Die Ärztevertretung sieht das anders. »Für die Ärzte gab es bisher viele Grauzonen, die sie verunsicherten. Vielen war nicht klar, ob palliative Maßnahmen schon Beihilfe zum Suizid darstellten«, sagt Samir Rabbata, Pressesprecher der BÄK. Um die aktive Sterbehilfe gehe es dabei in keinem Fall.
Eine Umfrage der BÄK kam im Sommer vorigen Jahres zu dem Ergebnis, dass 30 Prozent der Ärzte bereit seien, Beihilfe zum Suizid bei Schwerstkranken zu leisten. Für diese wollte die BÄK unter anderem Klarheit schaffen. Doch diese Klarheit ist nur eine vermeintliche. Denn das rechtlich bindende Berufsrecht der Ärzte verbietet die Beihilfe zum Suizid noch immer. Hier wird aller Voraussicht nach erst der Bundesärztetag, der im Mai in Kiel stattfinden wird, für Klarheit sorgen. Die Frage ist auch innerhalb der Ärzteschaft umstritten, eine Änderung des Berufsrechts ist noch keine beschlossene Sache. Bis dahin müssen die Ärzte die Frage, wo die Grenze zwischen Assistenz beim Suizid und aktiver Sterbehilfe verläuft, allein beantworten.

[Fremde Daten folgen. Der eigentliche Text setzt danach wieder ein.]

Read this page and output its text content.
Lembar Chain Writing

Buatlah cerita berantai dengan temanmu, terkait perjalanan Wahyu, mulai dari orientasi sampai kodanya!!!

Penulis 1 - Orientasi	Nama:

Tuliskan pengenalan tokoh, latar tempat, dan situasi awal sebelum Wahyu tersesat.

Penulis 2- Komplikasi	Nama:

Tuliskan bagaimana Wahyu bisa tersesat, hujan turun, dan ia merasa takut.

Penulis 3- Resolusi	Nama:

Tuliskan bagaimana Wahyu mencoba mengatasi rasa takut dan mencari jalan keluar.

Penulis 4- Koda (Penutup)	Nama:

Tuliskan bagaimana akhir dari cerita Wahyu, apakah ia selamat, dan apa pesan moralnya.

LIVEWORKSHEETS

Der Deutschen Hospiz-Stiftung zufolge lenkt diese Diskussion um die Sterbebegleitung ohnehin vom Wesentlichen ab. »267 Milliarden Euro kostet unser Gesundheitssystem jedes Jahr. Für Pflege geben wir aber gerade einmal zehn Prozent aus und für hospizliche palliative Begleitung bleibt ein Tropfen«, beschreibt Eugen Brysch die Problematik. Obwohl die BÄK in ihren Grundsätzen eindeutig davor warnt, »Entscheidungen (…) von wirtschaftlichen Erwägungen abhängig« zu machen, läuft es in der Praxis darauf hinaus. »86 Prozent der Sterbenden in Deutschland, das sind mehrere 100 000 Menschen jährlich, erhalten keine hospizliche Begleitung. Denn die Sterbebegleitung wird miserabel honoriert«, sagt Brysch. Durch die neuerliche Debatte innerhalb der BÄK über Entscheidungsfreiheit wird dieses Missverhältnis im deutschen Gesundheitssystem nur verfestigt. Es führt dazu, dass man sich allmählich von ethischen Grundwerten verabschiedet und als Alternative nur das Sterben anbietet.

So spart man sich den teuren Ausbau der umfassenden palliativen Begleitung für schwerstkranke und sterbende Patienten. Kein Wunder, dass unter dieser Prämisse Länder wie die Niederlande und die Schweiz immer attraktiver werden. Dort ist die aktive Sterbehilfe legal, wenn auch in engen Grenzen. Vielen Patienten erscheint der schnelle Tod im Ausland die bessere Alternative als eine lange Unterversorgung in deutschen Pflegeheimen.